Gail Amanda Nicholson Dodds - MD
Great. And just going back into the Monarch, the A/B pair. What is -- I mean, what are really good oil schemes that are both on those zones? Was that surprising to you that, the outperformance? And do you think that's indicative of doing them together as a pair? Or what do you think is driving that?
Gary A. Newberry - Senior VP & COO
No, it wasn't surprising at all. We expect that, actually. We knew that inventory was there. We've known it for some time. We've worked hand-in-hand with other operators, RSP specifically now. Their assets are loaded into (inaudible). They did a lot of work around proving up the A/B. We knew it was there. We now prove it ourselves, as with the work that we did. So we always just had the Lower Spraberry just little bit better and that's why we're focused on it to this point. And we always looked that as an opportunity we can come back to. But now that we're in mega-pad development, we've got the infrastructure in place. That's something that's very compelling to us, as we think about our long-term development plans going forward.
Operator
Our next question comes from Kevin MacCurdy with Heikkinen Energy Advisors.

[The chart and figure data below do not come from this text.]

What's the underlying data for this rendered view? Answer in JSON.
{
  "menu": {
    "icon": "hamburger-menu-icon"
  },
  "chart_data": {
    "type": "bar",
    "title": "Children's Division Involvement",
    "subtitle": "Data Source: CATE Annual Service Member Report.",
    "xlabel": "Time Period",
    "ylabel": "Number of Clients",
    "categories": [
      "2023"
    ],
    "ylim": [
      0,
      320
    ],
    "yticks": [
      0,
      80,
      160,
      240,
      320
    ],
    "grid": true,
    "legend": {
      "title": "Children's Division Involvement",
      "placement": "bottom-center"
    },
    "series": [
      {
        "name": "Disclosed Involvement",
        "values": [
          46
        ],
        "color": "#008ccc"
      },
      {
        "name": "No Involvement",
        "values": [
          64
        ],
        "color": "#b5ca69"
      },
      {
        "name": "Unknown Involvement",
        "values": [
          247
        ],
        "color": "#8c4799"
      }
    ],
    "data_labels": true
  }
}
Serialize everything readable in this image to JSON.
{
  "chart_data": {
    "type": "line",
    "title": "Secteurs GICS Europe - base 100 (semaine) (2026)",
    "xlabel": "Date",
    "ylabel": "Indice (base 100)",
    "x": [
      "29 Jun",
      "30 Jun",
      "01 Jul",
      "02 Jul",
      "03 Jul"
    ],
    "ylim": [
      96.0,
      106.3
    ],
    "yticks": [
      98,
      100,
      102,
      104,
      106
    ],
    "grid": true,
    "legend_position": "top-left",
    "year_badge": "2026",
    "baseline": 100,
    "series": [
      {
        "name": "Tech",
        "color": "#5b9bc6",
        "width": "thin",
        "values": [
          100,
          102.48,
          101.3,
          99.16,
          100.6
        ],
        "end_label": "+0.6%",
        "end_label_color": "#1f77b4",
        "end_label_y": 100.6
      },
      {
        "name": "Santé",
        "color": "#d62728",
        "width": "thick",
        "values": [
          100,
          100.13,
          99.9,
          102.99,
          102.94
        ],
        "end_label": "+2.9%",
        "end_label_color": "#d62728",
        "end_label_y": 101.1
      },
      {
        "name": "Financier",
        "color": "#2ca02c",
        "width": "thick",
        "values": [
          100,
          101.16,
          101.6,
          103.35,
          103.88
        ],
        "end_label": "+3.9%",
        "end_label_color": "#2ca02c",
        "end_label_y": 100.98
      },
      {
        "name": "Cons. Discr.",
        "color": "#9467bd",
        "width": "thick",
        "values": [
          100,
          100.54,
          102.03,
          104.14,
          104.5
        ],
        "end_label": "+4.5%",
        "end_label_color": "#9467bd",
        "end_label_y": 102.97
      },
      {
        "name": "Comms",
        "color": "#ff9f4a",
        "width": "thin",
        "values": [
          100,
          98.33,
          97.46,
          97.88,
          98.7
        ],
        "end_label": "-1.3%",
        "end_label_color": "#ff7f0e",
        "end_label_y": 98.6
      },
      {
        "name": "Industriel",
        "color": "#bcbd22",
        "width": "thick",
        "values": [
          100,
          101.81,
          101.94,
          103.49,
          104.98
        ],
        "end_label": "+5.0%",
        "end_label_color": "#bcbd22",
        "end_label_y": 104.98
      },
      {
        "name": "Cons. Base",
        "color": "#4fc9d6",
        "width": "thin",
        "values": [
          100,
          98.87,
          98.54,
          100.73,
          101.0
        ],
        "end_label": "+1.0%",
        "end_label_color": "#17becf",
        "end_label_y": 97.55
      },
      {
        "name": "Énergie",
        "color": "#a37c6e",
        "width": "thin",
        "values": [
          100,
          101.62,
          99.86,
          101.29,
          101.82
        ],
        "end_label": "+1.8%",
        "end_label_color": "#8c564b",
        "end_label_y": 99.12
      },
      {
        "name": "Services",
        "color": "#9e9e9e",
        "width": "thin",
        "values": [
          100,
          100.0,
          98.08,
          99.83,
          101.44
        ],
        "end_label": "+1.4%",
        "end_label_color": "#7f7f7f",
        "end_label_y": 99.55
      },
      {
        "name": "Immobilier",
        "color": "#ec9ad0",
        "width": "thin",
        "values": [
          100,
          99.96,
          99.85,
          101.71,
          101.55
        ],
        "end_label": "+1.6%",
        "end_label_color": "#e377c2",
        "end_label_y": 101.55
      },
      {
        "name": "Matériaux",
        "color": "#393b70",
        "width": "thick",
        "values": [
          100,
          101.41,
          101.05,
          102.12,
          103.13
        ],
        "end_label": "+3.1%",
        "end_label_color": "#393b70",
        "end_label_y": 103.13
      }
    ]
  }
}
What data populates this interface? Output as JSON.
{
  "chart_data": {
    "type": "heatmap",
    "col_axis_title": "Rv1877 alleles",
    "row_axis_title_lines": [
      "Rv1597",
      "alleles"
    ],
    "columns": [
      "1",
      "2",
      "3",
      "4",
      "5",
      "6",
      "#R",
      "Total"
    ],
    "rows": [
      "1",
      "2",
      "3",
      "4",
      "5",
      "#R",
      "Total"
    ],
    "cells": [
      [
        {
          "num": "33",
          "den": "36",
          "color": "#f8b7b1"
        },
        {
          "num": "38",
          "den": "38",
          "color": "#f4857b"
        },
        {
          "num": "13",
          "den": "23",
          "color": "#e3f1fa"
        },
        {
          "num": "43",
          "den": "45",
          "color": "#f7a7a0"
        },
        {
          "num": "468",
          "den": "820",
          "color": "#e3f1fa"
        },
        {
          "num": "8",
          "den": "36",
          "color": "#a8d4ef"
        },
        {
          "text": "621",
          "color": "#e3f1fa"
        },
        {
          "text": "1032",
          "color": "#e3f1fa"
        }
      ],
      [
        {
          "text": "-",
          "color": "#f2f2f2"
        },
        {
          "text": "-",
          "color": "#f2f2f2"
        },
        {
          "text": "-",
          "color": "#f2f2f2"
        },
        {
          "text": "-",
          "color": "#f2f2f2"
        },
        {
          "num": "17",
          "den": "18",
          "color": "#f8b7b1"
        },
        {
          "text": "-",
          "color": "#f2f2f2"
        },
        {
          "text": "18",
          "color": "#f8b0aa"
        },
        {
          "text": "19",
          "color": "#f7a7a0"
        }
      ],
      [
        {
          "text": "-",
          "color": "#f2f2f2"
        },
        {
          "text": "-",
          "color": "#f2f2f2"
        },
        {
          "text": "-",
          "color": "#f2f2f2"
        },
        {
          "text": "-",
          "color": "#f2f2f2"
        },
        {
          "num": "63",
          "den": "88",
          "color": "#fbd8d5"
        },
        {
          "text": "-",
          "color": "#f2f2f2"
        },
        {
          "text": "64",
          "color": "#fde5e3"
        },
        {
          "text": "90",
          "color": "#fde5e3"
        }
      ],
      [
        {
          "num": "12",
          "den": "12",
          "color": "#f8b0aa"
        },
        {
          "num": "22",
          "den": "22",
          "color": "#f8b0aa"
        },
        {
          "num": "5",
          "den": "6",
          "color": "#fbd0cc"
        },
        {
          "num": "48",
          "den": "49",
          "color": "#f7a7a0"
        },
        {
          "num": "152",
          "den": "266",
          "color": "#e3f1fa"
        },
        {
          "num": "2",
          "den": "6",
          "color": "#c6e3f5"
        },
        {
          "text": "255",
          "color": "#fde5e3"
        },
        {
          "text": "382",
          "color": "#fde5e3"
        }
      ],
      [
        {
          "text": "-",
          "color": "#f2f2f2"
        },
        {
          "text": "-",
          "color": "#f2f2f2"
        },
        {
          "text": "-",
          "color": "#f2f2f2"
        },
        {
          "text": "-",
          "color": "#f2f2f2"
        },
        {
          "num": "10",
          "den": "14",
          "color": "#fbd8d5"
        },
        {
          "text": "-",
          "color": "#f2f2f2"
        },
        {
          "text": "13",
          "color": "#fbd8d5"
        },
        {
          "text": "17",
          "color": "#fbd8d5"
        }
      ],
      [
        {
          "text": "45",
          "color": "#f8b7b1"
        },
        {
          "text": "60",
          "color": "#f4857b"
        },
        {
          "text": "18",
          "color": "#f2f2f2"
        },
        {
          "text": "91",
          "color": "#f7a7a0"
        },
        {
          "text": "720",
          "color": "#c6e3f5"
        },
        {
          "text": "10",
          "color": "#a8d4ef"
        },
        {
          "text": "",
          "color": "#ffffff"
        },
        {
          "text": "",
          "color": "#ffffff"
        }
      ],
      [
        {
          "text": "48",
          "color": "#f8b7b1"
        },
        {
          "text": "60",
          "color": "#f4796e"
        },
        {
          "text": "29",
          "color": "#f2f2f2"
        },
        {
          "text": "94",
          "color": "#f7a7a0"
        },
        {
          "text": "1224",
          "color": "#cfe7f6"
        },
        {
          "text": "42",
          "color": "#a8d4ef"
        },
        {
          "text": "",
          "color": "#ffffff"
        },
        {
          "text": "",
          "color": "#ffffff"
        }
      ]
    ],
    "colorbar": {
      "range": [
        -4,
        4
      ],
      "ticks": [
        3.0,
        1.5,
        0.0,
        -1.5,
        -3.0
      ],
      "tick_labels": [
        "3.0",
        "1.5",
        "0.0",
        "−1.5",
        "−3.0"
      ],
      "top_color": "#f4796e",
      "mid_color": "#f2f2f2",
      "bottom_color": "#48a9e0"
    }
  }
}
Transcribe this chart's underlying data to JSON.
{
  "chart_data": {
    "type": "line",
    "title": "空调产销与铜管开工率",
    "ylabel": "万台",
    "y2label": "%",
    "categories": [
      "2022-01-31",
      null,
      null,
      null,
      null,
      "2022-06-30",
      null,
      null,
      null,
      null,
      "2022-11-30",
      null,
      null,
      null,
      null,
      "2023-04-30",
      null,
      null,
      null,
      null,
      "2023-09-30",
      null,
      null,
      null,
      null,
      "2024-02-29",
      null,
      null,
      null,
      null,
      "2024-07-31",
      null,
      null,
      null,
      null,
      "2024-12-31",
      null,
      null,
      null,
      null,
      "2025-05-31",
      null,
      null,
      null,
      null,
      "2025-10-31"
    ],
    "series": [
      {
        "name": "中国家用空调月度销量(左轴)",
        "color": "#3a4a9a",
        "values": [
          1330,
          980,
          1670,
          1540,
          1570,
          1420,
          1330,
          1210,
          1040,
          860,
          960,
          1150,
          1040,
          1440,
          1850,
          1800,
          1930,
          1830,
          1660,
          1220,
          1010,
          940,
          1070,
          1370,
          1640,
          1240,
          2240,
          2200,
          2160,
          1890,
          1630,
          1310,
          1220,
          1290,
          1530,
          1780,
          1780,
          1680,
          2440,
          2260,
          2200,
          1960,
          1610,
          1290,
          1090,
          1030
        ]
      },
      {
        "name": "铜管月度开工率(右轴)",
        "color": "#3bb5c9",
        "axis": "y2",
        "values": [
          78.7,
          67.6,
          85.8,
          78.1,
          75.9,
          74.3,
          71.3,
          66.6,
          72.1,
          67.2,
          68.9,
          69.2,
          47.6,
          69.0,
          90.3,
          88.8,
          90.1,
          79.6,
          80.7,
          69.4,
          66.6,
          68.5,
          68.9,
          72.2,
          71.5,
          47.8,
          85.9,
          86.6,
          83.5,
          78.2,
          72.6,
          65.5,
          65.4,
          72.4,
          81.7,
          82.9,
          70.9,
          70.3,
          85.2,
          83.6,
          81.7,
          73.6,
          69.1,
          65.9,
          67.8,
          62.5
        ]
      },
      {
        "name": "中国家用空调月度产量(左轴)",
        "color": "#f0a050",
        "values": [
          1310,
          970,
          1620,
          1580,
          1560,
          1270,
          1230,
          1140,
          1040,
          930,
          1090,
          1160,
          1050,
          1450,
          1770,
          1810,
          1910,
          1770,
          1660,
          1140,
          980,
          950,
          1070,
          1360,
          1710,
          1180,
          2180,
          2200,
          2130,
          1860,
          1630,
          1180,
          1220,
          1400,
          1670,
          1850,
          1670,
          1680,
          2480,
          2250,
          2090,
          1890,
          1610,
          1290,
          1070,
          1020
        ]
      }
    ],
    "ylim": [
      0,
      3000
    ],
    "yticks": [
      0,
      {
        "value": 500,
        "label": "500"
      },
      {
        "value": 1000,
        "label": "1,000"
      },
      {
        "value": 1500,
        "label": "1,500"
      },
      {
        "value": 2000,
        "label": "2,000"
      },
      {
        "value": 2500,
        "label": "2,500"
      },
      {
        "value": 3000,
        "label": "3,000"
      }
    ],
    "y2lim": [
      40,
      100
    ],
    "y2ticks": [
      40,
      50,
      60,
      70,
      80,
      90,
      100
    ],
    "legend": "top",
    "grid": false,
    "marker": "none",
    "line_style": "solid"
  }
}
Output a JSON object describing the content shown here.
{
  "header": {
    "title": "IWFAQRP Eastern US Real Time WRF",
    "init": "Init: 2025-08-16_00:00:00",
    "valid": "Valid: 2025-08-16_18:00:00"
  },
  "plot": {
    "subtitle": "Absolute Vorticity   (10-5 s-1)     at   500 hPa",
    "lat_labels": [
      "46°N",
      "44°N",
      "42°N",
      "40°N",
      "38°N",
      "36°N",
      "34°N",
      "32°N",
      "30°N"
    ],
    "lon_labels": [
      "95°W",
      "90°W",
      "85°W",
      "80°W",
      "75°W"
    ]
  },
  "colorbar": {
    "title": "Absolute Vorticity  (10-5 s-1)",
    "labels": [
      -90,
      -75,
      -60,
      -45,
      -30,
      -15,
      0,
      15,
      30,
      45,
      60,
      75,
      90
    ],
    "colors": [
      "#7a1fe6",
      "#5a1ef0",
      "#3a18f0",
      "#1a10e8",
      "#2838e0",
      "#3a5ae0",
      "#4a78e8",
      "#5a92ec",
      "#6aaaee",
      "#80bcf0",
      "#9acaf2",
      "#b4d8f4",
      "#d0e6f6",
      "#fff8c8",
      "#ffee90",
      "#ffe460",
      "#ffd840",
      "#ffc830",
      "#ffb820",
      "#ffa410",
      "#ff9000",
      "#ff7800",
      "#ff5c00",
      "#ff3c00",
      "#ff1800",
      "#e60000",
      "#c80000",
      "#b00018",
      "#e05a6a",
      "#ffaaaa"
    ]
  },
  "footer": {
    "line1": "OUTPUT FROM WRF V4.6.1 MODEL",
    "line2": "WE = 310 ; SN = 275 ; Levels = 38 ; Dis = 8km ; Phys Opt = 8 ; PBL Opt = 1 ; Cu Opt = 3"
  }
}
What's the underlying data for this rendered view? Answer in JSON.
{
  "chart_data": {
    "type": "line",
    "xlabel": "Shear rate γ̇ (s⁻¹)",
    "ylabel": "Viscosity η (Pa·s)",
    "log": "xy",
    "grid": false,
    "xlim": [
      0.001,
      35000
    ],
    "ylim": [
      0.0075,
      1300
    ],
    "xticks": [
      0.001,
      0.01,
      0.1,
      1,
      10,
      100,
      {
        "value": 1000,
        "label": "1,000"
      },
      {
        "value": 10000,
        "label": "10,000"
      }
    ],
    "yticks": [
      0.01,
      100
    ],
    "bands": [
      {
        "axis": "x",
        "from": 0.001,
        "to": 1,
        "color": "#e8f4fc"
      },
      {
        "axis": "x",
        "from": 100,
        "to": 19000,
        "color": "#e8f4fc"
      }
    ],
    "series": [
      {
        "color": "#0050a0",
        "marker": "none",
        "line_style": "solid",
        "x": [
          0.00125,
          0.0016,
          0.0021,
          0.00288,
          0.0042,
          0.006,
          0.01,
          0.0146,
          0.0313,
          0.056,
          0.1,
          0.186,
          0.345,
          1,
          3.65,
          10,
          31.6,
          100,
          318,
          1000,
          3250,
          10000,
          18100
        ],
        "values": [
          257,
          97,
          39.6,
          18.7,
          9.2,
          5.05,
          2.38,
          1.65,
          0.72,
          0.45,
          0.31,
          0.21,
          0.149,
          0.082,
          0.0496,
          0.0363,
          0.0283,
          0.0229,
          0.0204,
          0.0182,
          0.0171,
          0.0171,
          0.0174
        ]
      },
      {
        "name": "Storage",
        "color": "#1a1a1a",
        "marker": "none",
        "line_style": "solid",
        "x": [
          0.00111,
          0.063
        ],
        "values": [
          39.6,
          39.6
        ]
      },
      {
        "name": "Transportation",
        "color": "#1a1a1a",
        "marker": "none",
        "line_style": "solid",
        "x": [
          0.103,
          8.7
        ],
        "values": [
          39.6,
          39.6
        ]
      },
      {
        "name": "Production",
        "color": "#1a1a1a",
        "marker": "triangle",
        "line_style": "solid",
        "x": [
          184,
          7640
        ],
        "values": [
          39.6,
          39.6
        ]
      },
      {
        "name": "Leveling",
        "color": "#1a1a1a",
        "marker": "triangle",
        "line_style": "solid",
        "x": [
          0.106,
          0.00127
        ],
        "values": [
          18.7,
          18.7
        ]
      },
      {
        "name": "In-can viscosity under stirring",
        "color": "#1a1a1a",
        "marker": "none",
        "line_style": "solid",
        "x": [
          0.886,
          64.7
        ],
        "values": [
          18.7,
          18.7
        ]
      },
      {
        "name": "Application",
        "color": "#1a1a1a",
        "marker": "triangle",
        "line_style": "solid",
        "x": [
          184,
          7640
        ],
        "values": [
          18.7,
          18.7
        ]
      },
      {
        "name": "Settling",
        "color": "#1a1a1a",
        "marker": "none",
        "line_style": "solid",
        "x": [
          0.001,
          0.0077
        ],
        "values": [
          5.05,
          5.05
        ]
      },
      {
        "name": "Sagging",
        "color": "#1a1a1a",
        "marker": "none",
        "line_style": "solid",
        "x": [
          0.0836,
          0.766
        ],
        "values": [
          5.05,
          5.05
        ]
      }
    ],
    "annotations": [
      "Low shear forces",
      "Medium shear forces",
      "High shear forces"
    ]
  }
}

Kevin Moreland MacCurdy - Partner and Exploration and Production Research Analyst
Just one question for me. Can you remind us how many gross on that locations you have in Spur after the acquisition? And does that number include the Wolfcamp C?
Joseph C. Gatto - President, CEO & Director
See I don't know if -- I'll try to pull that out, but the number that we carry in our delineated inventory does not include the C just yet. And while we came out with, I think, roughly 169 net locations with the acquisition and the A and the B with the acquisition, but what its -- we're pulling up a chart, Gary, if you have in front of you. We haven't broken out that way. Kevin, remind me to get back to you on that. I'm not sure if we have that in front of us.
Joseph C. Gatto - President, CEO & Director
Yes, without the integration, I couldn't tell you the number. Yes
Kevin Moreland MacCurdy - Partner and Exploration and Production Research Analyst
Would you then try to guess how many -- okay, that's fine. Would you venture to guess how many Wolfcamp C locations you could potentially have on that acreage?
Joseph C. Gatto - President, CEO & Director
Yes. I would say there's going be close to -- it's not -- it wouldn't surprise me if it's close to 80 to 100. You asked me to guess, I can give you a guess.
Operator
And this concludes our question-and-answer session. I'd like to turn the conference back over to Joe Gatto for any closing remarks.
Joseph C. Gatto - President, CEO & Director
Thank you, And thanks, everyone, for joining us to talk about second quarter, one that we're certainly very pleased with. It's all production growth and building a lot of momentum into the back of the year. Certainly, we're looking forward to integrating the pending acquisition, and we look forward to giving you an update in the coming weeks on that. Thanks, again.
Operator
The conference has now concluded. A replay of this event will be available for one year on the company's website. Thank you for attending today's presentation. You may now disconnect.